Mr. Weah lost the second round of the Liberian presidential election due to several reasons:
A. Mr. Weah failed to adequately address the issue
of his alleged alliance with General Charles Julu
and Mr. George Dweh, two notorious sons of Grand Gedeh
County. Many Liberians who were victims of Dictator
Samuel Kanyon Doe’s repression during the 1980s
and early 1990 are very sensitive to any indication
that the architects of his repression could be returning
B. Mr. Weah failed to take action against Nimba County Senator-elect, former warlord Mr. Prince Johnson, when he reportedly hit a person with his vehicle in Nimba County, and beat the victim for standing in his way. At a minimum, Mr. Weah should have suspended Mr. Johnson from his campaign. In fact, the police should have arrested Mr. Prince Johnson for his behavior. Only in Liberia can a motorist hit a person, and then proceed to assault the victim without the law intervening.
C. Mr. Weah allowed Mrs. Johnson-Sirleaf’s supporters to spread allegations about him without issuing an adequate response. His failure to respond to the charges made against him badly hurt him among the voters.
D. Mr. Weah and his campaign apparently became complacent believing that because they won the first round of the presidential election, they would win the second round automatically. This line of thinking was manifested in Mr. Weah aide’s statement quoted in the Pittsburgh Post Gazette above. According to sources, Mr. Weah and his campaign did not implement a massive “get out and vote” campaign to get his supporters out to the polls. Also, the result of the second round suggests that Mr. Weah failed to move significantly beyond his core constituency-the youth.
E. Symbolism is very important in politics. It is unclear why Mr. Weah did not lease a helicopter to campaign around Liberia during the second round of the campaign. His failure to do so gave Mrs. Sirleaf, who leased a helicopter, an added advantage.
F. The Liberian media developed an adversarial relationship with Mr. Weah. Most Liberian media institutions in Liberia and the Diaspora were bias towards Mrs. Sirleaf. It made it difficult for Mr. Weah to generate positive press in the Liberian media. Mr. Weah did not help the situation with his alleged anti-press statements reported by the Liberian press.
In view of the reasons stated for Mr. Weah’s defeat, he needs to withdraw his electoral challenge to Mrs. Sirleaf’s victory and accept the result of the presidential election because the international election monitors in Liberia have indicated that the election was free and fair. According to a United Nations spokesman in Liberia, quoted by the Pittsburgh Post Gazette’s article, “so far the level of fraud that he has indicated publicly, would not seem to rise to the level that would challenge the result of the elections”. Mr. Weah has alleged that 150 ballots were pre-marked for Mrs. Johnson-Sirleaf at five polling sites out of more the 800,000 votes cast, the Post Gazette reported.

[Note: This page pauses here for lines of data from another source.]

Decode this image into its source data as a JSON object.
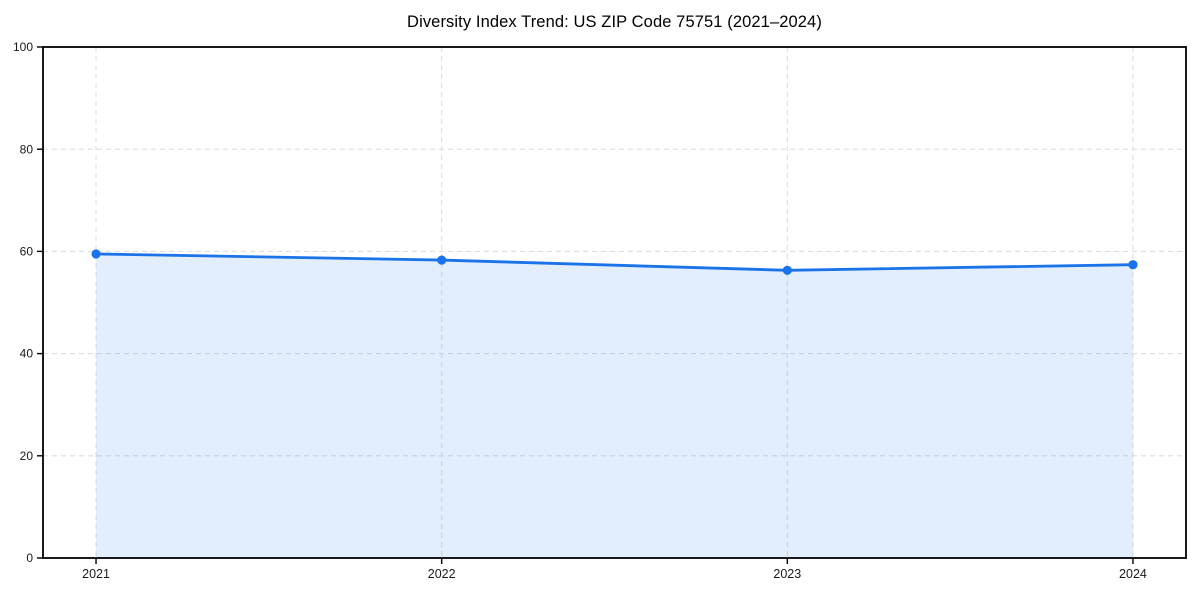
{
  "figure": {
    "background": "#ffffff"
  },
  "chart_data": {
    "type": "area",
    "title": "Diversity Index Trend: US ZIP Code 75751 (2021–2024)",
    "x": [
      "2021",
      "2022",
      "2023",
      "2024"
    ],
    "series": [
      {
        "name": "Diversity Index",
        "values": [
          59.5,
          58.3,
          56.3,
          57.4
        ]
      }
    ],
    "xlabel": "",
    "ylabel": "",
    "ylim": [
      0,
      100
    ],
    "yticks": [
      0,
      20,
      40,
      60,
      80,
      100
    ],
    "grid": "dashed",
    "legend_position": "none",
    "colors": {
      "line": "#1a73e8",
      "marker": "#1a73e8",
      "area_fill": "rgba(26,115,232,0.12)",
      "grid": "#dedede",
      "axis": "#000000",
      "tick_label": "#1a1a1a",
      "title": "#000000",
      "background": "#ffffff"
    }
  }
}
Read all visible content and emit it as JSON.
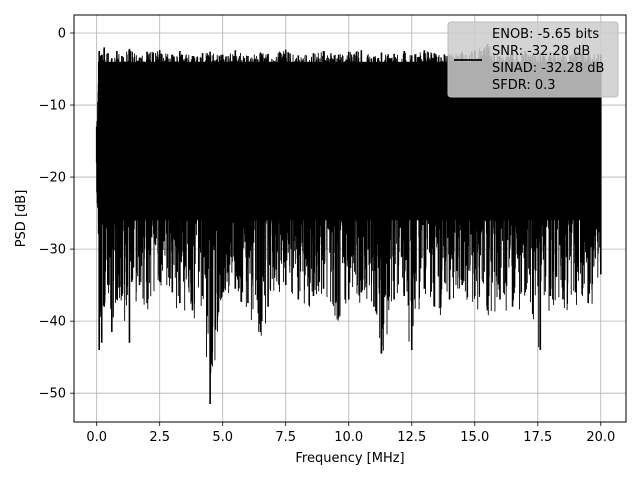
{
  "chart_data": {
    "type": "line",
    "title": "",
    "xlabel": "Frequency [MHz]",
    "ylabel": "PSD [dB]",
    "xlim": [
      -0.9,
      21.0
    ],
    "ylim": [
      -54.0,
      2.5
    ],
    "xticks": [
      0.0,
      2.5,
      5.0,
      7.5,
      10.0,
      12.5,
      15.0,
      17.5,
      20.0
    ],
    "xtick_labels": [
      "0.0",
      "2.5",
      "5.0",
      "7.5",
      "10.0",
      "12.5",
      "15.0",
      "17.5",
      "20.0"
    ],
    "yticks": [
      0,
      -10,
      -20,
      -30,
      -40,
      -50
    ],
    "ytick_labels": [
      "0",
      "−10",
      "−20",
      "−30",
      "−40",
      "−50"
    ],
    "grid": true,
    "line_color": "#000000",
    "legend": {
      "placement": "top-right",
      "entries": [
        "ENOB: -5.65 bits",
        "SNR: -32.28 dB",
        "SINAD: -32.28 dB",
        "SFDR: 0.3"
      ]
    },
    "x": [
      0.0,
      0.1,
      0.2,
      0.3,
      0.45,
      0.6,
      0.8,
      1.0,
      1.3,
      1.7,
      2.0,
      2.5,
      3.0,
      3.3,
      3.8,
      4.2,
      4.5,
      5.0,
      5.5,
      6.0,
      6.5,
      6.8,
      7.5,
      8.0,
      8.6,
      9.0,
      9.6,
      10.0,
      10.5,
      11.0,
      11.3,
      11.8,
      12.2,
      12.5,
      13.0,
      13.4,
      14.0,
      14.5,
      15.0,
      15.5,
      16.0,
      16.5,
      17.0,
      17.3,
      17.6,
      18.0,
      18.5,
      19.0,
      19.5,
      20.0
    ],
    "y_max": [
      -13.0,
      -2.5,
      -3.0,
      -2.0,
      -2.8,
      -3.5,
      -2.5,
      -3.2,
      -2.2,
      -3.4,
      -2.6,
      -2.4,
      -3.0,
      -2.5,
      -3.2,
      -2.8,
      -2.6,
      -3.0,
      -2.4,
      -3.2,
      -2.7,
      -2.9,
      -2.3,
      -3.1,
      -2.8,
      -2.5,
      -3.0,
      -2.6,
      -2.4,
      -3.3,
      -2.7,
      -2.9,
      -2.5,
      -3.1,
      -2.4,
      -2.8,
      -3.0,
      -2.6,
      -2.4,
      -1.5,
      -3.2,
      -2.7,
      -2.5,
      -3.0,
      -2.8,
      -2.6,
      -3.1,
      -2.4,
      -2.9,
      -3.0
    ],
    "y_min": [
      -18.0,
      -44.0,
      -43.0,
      -38.0,
      -35.0,
      -41.5,
      -37.0,
      -36.5,
      -43.0,
      -35.0,
      -37.5,
      -34.5,
      -36.0,
      -37.5,
      -38.5,
      -36.5,
      -51.5,
      -36.0,
      -35.5,
      -37.5,
      -41.5,
      -38.0,
      -35.0,
      -37.0,
      -36.5,
      -35.5,
      -39.5,
      -37.0,
      -36.0,
      -38.0,
      -44.5,
      -37.0,
      -36.5,
      -44.0,
      -35.5,
      -38.0,
      -37.0,
      -35.0,
      -36.5,
      -38.5,
      -37.0,
      -38.0,
      -36.0,
      -39.0,
      -44.0,
      -36.5,
      -37.0,
      -36.0,
      -37.5,
      -33.5
    ]
  }
}
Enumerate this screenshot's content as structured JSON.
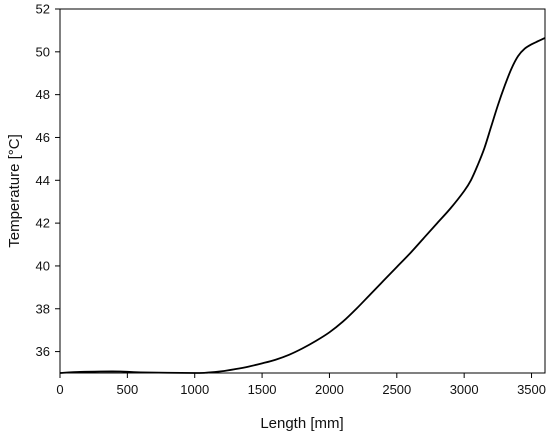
{
  "chart_data": {
    "type": "line",
    "title": "",
    "xlabel": "Length [mm]",
    "ylabel": "Temperature [°C]",
    "xlim": [
      0,
      3600
    ],
    "ylim": [
      35,
      52
    ],
    "xticks": [
      0,
      500,
      1000,
      1500,
      2000,
      2500,
      3000,
      3500
    ],
    "yticks": [
      36,
      38,
      40,
      42,
      44,
      46,
      48,
      50,
      52
    ],
    "grid": false,
    "legend": "none",
    "line_color": "#000000",
    "series": [
      {
        "x": [
          0,
          150,
          300,
          450,
          600,
          1000,
          1100,
          1200,
          1300,
          1400,
          1500,
          1600,
          1700,
          1800,
          1900,
          2000,
          2100,
          2200,
          2300,
          2400,
          2500,
          2600,
          2700,
          2800,
          2900,
          3000,
          3050,
          3100,
          3150,
          3200,
          3250,
          3300,
          3350,
          3400,
          3450,
          3500,
          3550,
          3600
        ],
        "y": [
          35.0,
          35.05,
          35.07,
          35.07,
          35.03,
          35.0,
          35.02,
          35.08,
          35.18,
          35.3,
          35.45,
          35.62,
          35.85,
          36.15,
          36.5,
          36.9,
          37.4,
          38.0,
          38.65,
          39.3,
          39.95,
          40.6,
          41.3,
          42.0,
          42.7,
          43.5,
          44.0,
          44.7,
          45.5,
          46.5,
          47.5,
          48.4,
          49.2,
          49.8,
          50.15,
          50.35,
          50.5,
          50.65
        ]
      }
    ]
  }
}
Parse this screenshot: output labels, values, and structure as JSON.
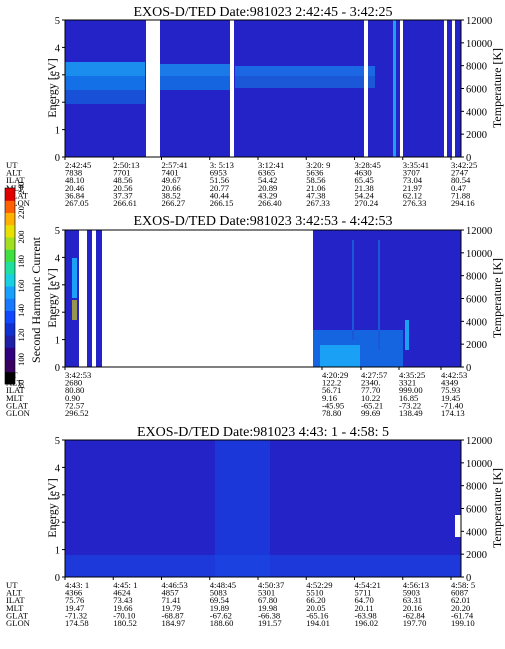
{
  "chart_data": [
    {
      "type": "heatmap",
      "title": "EXOS-D/TED   Date:981023  2:42:45 - 3:42:25",
      "ylabel": "Energy [eV]",
      "ylabel_right": "Temperature [K]",
      "ylim": [
        0,
        5
      ],
      "ylim_right": [
        0,
        12000
      ],
      "yticks": [
        "0",
        "1",
        "2",
        "3",
        "4",
        "5"
      ],
      "yticks_right": [
        "0",
        "2000",
        "4000",
        "6000",
        "8000",
        "10000",
        "12000"
      ],
      "row_labels": [
        "UT",
        "ALT",
        "ILAT",
        "MLT",
        "GLAT",
        "GLON"
      ],
      "columns": [
        [
          "2:42:45",
          "7838",
          "48.10",
          "20.46",
          "36.84",
          "267.05"
        ],
        [
          "2:50:13",
          "7701",
          "48.56",
          "20.56",
          "37.37",
          "266.61"
        ],
        [
          "2:57:41",
          "7401",
          "49.67",
          "20.66",
          "38.52",
          "266.27"
        ],
        [
          "3: 5:13",
          "6953",
          "51.56",
          "20.77",
          "40.44",
          "266.15"
        ],
        [
          "3:12:41",
          "6365",
          "54.42",
          "20.89",
          "43.29",
          "266.40"
        ],
        [
          "3:20: 9",
          "5636",
          "58.56",
          "21.06",
          "47.38",
          "267.33"
        ],
        [
          "3:28:45",
          "4630",
          "65.45",
          "21.38",
          "54.24",
          "270.24"
        ],
        [
          "3:35:41",
          "3707",
          "73.04",
          "21.97",
          "62.12",
          "276.33"
        ],
        [
          "3:42:25",
          "2747",
          "80.54",
          "0.47",
          "71.88",
          "294.16"
        ]
      ]
    },
    {
      "type": "heatmap",
      "title": "EXOS-D/TED   Date:981023  3:42:53 - 4:42:53",
      "ylabel": "Energy [eV]",
      "ylabel_right": "Temperature [K]",
      "ylim": [
        0,
        5
      ],
      "ylim_right": [
        0,
        12000
      ],
      "yticks": [
        "0",
        "1",
        "2",
        "3",
        "4",
        "5"
      ],
      "yticks_right": [
        "0",
        "2000",
        "4000",
        "6000",
        "8000",
        "10000",
        "12000"
      ],
      "row_labels": [
        "UT",
        "ALT",
        "ILAT",
        "MLT",
        "GLAT",
        "GLON"
      ],
      "columns": [
        [
          "3:42:53",
          "2680",
          "80.80",
          "0.90",
          "72.57",
          "296.52"
        ],
        [
          "4:20:29",
          "122.2",
          "56.71",
          "9.16",
          "-45.95",
          "78.80"
        ],
        [
          "4:27:57",
          "2340.",
          "77.70",
          "10.22",
          "-65.21",
          "99.69"
        ],
        [
          "4:35:25",
          "3321",
          "999.00",
          "16.85",
          "-73.22",
          "138.49"
        ],
        [
          "4:42:53",
          "4349",
          "75.93",
          "19.45",
          "-71.40",
          "174.13"
        ]
      ]
    },
    {
      "type": "heatmap",
      "title": "EXOS-D/TED   Date:981023  4:43: 1 - 4:58: 5",
      "ylabel": "Energy [eV]",
      "ylabel_right": "Temperature [K]",
      "ylim": [
        0,
        5
      ],
      "ylim_right": [
        0,
        12000
      ],
      "yticks": [
        "0",
        "1",
        "2",
        "3",
        "4",
        "5"
      ],
      "yticks_right": [
        "0",
        "2000",
        "4000",
        "6000",
        "8000",
        "10000",
        "12000"
      ],
      "row_labels": [
        "UT",
        "ALT",
        "ILAT",
        "MLT",
        "GLAT",
        "GLON"
      ],
      "columns": [
        [
          "4:43: 1",
          "4366",
          "75.76",
          "19.47",
          "-71.32",
          "174.58"
        ],
        [
          "4:45: 1",
          "4624",
          "73.43",
          "19.66",
          "-70.10",
          "180.52"
        ],
        [
          "4:46:53",
          "4857",
          "71.41",
          "19.79",
          "-68.87",
          "184.97"
        ],
        [
          "4:48:45",
          "5083",
          "69.54",
          "19.89",
          "-67.62",
          "188.60"
        ],
        [
          "4:50:37",
          "5301",
          "67.80",
          "19.98",
          "-66.38",
          "191.57"
        ],
        [
          "4:52:29",
          "5510",
          "66.20",
          "20.05",
          "-65.16",
          "194.01"
        ],
        [
          "4:54:21",
          "5711",
          "64.70",
          "20.11",
          "-63.98",
          "196.02"
        ],
        [
          "4:56:13",
          "5903",
          "63.31",
          "20.16",
          "-62.84",
          "197.70"
        ],
        [
          "4:58: 5",
          "6087",
          "62.01",
          "20.20",
          "-61.74",
          "199.10"
        ]
      ]
    }
  ],
  "colorbar": {
    "label": "Second Harmonic Current",
    "ticks": [
      "80",
      "100",
      "120",
      "140",
      "160",
      "180",
      "200",
      "220",
      "240"
    ],
    "colors": [
      "#000000",
      "#3a0060",
      "#30007f",
      "#1f1fa8",
      "#1030d0",
      "#1048ff",
      "#1878ff",
      "#18a0ff",
      "#18d0e0",
      "#20e0a0",
      "#40e040",
      "#a0e020",
      "#e8e000",
      "#ffb000",
      "#ff6000",
      "#e00000"
    ]
  },
  "colors": {
    "background": "#2323c8",
    "band_light": "#1aa0f5",
    "band_mid": "#1470e6",
    "band_dark": "#1050d8",
    "gap": "#ffffff"
  }
}
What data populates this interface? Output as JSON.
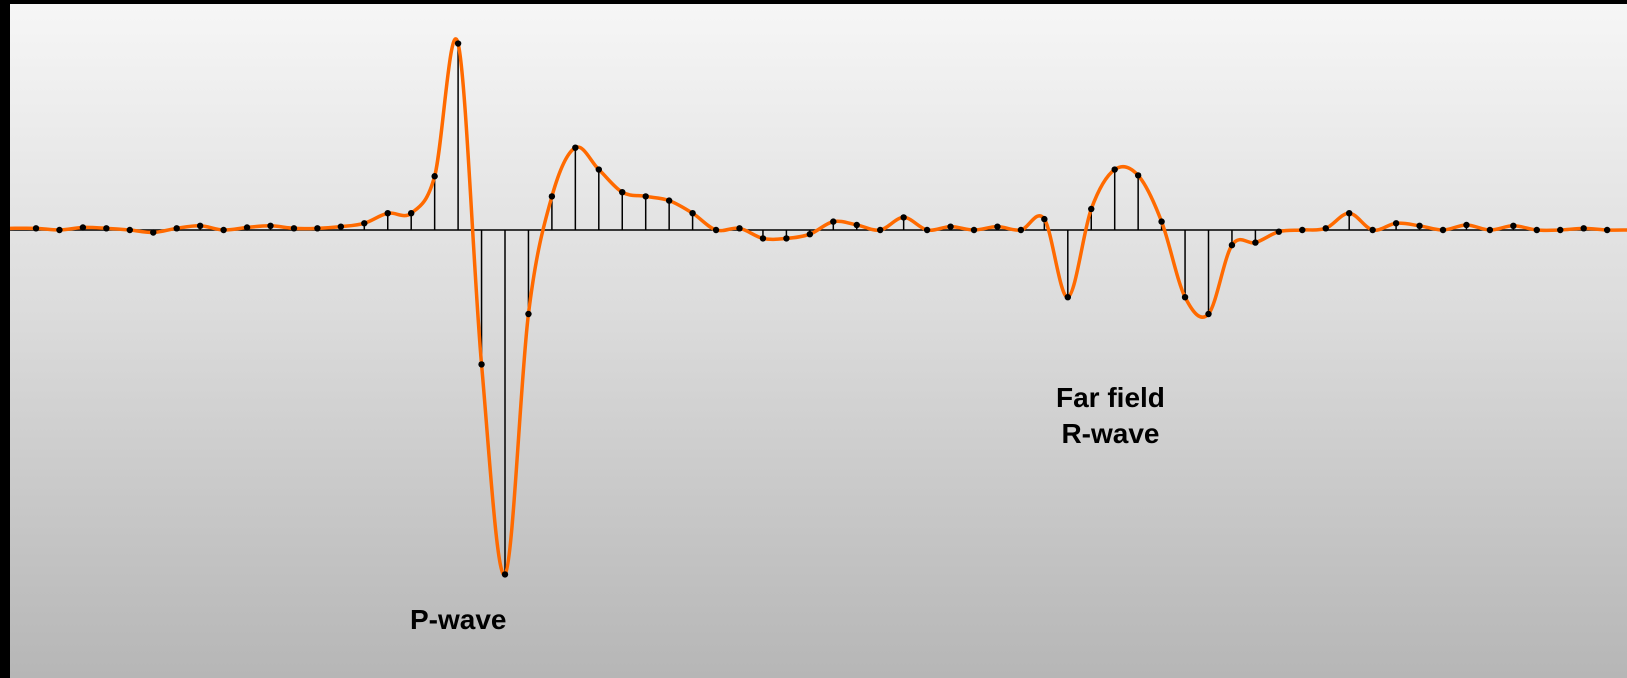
{
  "labels": {
    "p_wave": "P-wave",
    "far_field_line1": "Far field",
    "far_field_line2": "R-wave"
  },
  "colors": {
    "signal": "#ff6a00",
    "sample": "#000000",
    "baseline": "#000000"
  },
  "samples": [
    2,
    0,
    3,
    2,
    0,
    -3,
    2,
    5,
    0,
    3,
    5,
    2,
    2,
    4,
    8,
    20,
    20,
    64,
    222,
    -160,
    -410,
    -100,
    40,
    98,
    72,
    45,
    40,
    35,
    20,
    0,
    2,
    -10,
    -10,
    -5,
    10,
    6,
    0,
    15,
    0,
    4,
    0,
    4,
    0,
    13,
    -80,
    25,
    72,
    65,
    10,
    -80,
    -100,
    -18,
    -15,
    -2,
    0,
    2,
    20,
    0,
    8,
    5,
    0,
    6,
    0,
    5,
    0,
    0,
    2,
    0
  ]
}
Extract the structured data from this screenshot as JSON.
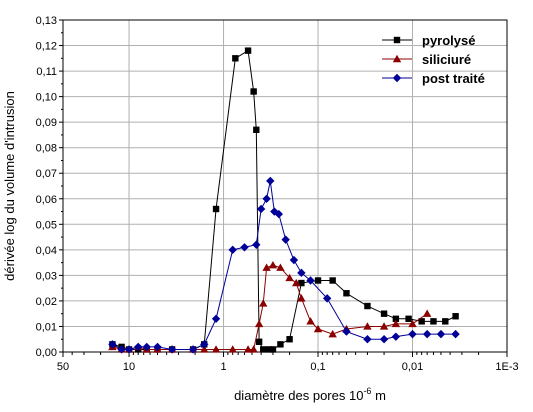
{
  "chart_data": {
    "type": "line",
    "xlabel": "diamètre des pores 10",
    "xlabel_sup": "-6",
    "xlabel_unit": " m",
    "ylabel": "dérivée log du volume d'intrusion",
    "x_scale": "log",
    "x_reversed": true,
    "xlim": [
      50,
      0.001
    ],
    "ylim": [
      0,
      0.13
    ],
    "grid": true,
    "legend_position": "top-right",
    "x_ticks": [
      {
        "value": 50,
        "label": "50"
      },
      {
        "value": 10,
        "label": "10"
      },
      {
        "value": 1,
        "label": "1"
      },
      {
        "value": 0.1,
        "label": "0,1"
      },
      {
        "value": 0.01,
        "label": "0,01"
      },
      {
        "value": 0.001,
        "label": "1E-3"
      }
    ],
    "y_ticks": [
      {
        "value": 0,
        "label": "0,00"
      },
      {
        "value": 0.01,
        "label": "0,01"
      },
      {
        "value": 0.02,
        "label": "0,02"
      },
      {
        "value": 0.03,
        "label": "0,03"
      },
      {
        "value": 0.04,
        "label": "0,04"
      },
      {
        "value": 0.05,
        "label": "0,05"
      },
      {
        "value": 0.06,
        "label": "0,06"
      },
      {
        "value": 0.07,
        "label": "0,07"
      },
      {
        "value": 0.08,
        "label": "0,08"
      },
      {
        "value": 0.09,
        "label": "0,09"
      },
      {
        "value": 0.1,
        "label": "0,10"
      },
      {
        "value": 0.11,
        "label": "0,11"
      },
      {
        "value": 0.12,
        "label": "0,12"
      },
      {
        "value": 0.13,
        "label": "0,13"
      }
    ],
    "series": [
      {
        "name": "pyrolysé",
        "color": "#000000",
        "marker": "square",
        "x": [
          15,
          12,
          10,
          8,
          6.5,
          5,
          3.5,
          2.1,
          1.6,
          1.2,
          0.75,
          0.55,
          0.48,
          0.45,
          0.42,
          0.38,
          0.33,
          0.3,
          0.25,
          0.2,
          0.15,
          0.1,
          0.07,
          0.05,
          0.03,
          0.02,
          0.015,
          0.011,
          0.008,
          0.006,
          0.0045,
          0.0035
        ],
        "y": [
          0.003,
          0.002,
          0.001,
          0.001,
          0.001,
          0.001,
          0.001,
          0.001,
          0.003,
          0.056,
          0.115,
          0.118,
          0.102,
          0.087,
          0.004,
          0.001,
          0.001,
          0.001,
          0.003,
          0.005,
          0.027,
          0.028,
          0.028,
          0.023,
          0.018,
          0.015,
          0.013,
          0.013,
          0.012,
          0.012,
          0.012,
          0.014
        ]
      },
      {
        "name": "siliciuré",
        "color": "#8B0000",
        "marker": "triangle",
        "x": [
          15,
          12,
          10,
          8,
          6.5,
          5,
          3.5,
          2.1,
          1.6,
          1.2,
          0.8,
          0.55,
          0.48,
          0.42,
          0.38,
          0.35,
          0.3,
          0.25,
          0.2,
          0.17,
          0.15,
          0.12,
          0.1,
          0.07,
          0.05,
          0.03,
          0.02,
          0.015,
          0.01,
          0.007
        ],
        "y": [
          0.002,
          0.001,
          0.001,
          0.002,
          0.001,
          0.001,
          0.001,
          0.001,
          0.001,
          0.001,
          0.001,
          0.001,
          0.001,
          0.011,
          0.019,
          0.033,
          0.034,
          0.033,
          0.029,
          0.027,
          0.021,
          0.012,
          0.009,
          0.007,
          0.009,
          0.01,
          0.01,
          0.011,
          0.011,
          0.015
        ]
      },
      {
        "name": "post traité",
        "color": "#000099",
        "marker": "diamond",
        "x": [
          15,
          12,
          10,
          8,
          6.5,
          5,
          3.5,
          2.1,
          1.6,
          1.2,
          0.8,
          0.6,
          0.45,
          0.4,
          0.35,
          0.32,
          0.29,
          0.26,
          0.22,
          0.18,
          0.15,
          0.12,
          0.08,
          0.05,
          0.03,
          0.02,
          0.015,
          0.01,
          0.007,
          0.005,
          0.0035
        ],
        "y": [
          0.003,
          0.001,
          0.001,
          0.002,
          0.002,
          0.002,
          0.001,
          0.001,
          0.003,
          0.013,
          0.04,
          0.041,
          0.042,
          0.056,
          0.06,
          0.067,
          0.055,
          0.054,
          0.044,
          0.036,
          0.031,
          0.028,
          0.021,
          0.008,
          0.005,
          0.005,
          0.006,
          0.007,
          0.007,
          0.007,
          0.007
        ]
      }
    ]
  }
}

While Mr. Weah and his supporters have the constitutional rights to express themselves through public demonstrations, they need to be mindful of the adverse consequences of their actions. The Liberian people have suffered a great deed, and do not want any actions that would subject them to more adversity. Therefore, Mr. Weah has the responsibility to caution his supporters against any actions that would inflame the fragile security situation in Liberia.
At the same time, Mrs. Sirleaf’s supporters should be preparing for governance. Therefore, they need to focus on winning Mr. Weah, his supporters, and the others opposition politicians over. Mrs. Johnson-Sirleaf and her supporters need the cooperation of Mr. Weah and his supporters to govern effectively. The derogatory statement attributed to Mr. Harry A Greaves, Jr, a top aide to Mrs. Sirleaf in the Pittsburgh Post Gazzette’s article that Liberians did not want to “entrust the future of the country to an unschooled footballer” is not helpful. The elections are over; it is now time for Mrs. Sirleaf’s supporters to make conciliatory statements toward their opponents.
Mr. Weah represents a significant segment of the population. His entry into the race introduced a large portion of the under-privileged young people to Liberian politics. They may otherwise not have been motivated to participate in the political process. Attempts to malign him at this point in time will not be helpful to the political process. Further, Mr. Weah’s challenge to the political order put the Liberian political class on notice that Liberian politics will not be business as usual anymore. If it fails to implement socio-economic programs that will improve the living standards of the Liberian people, there will be more George Manneh Weahs in the future.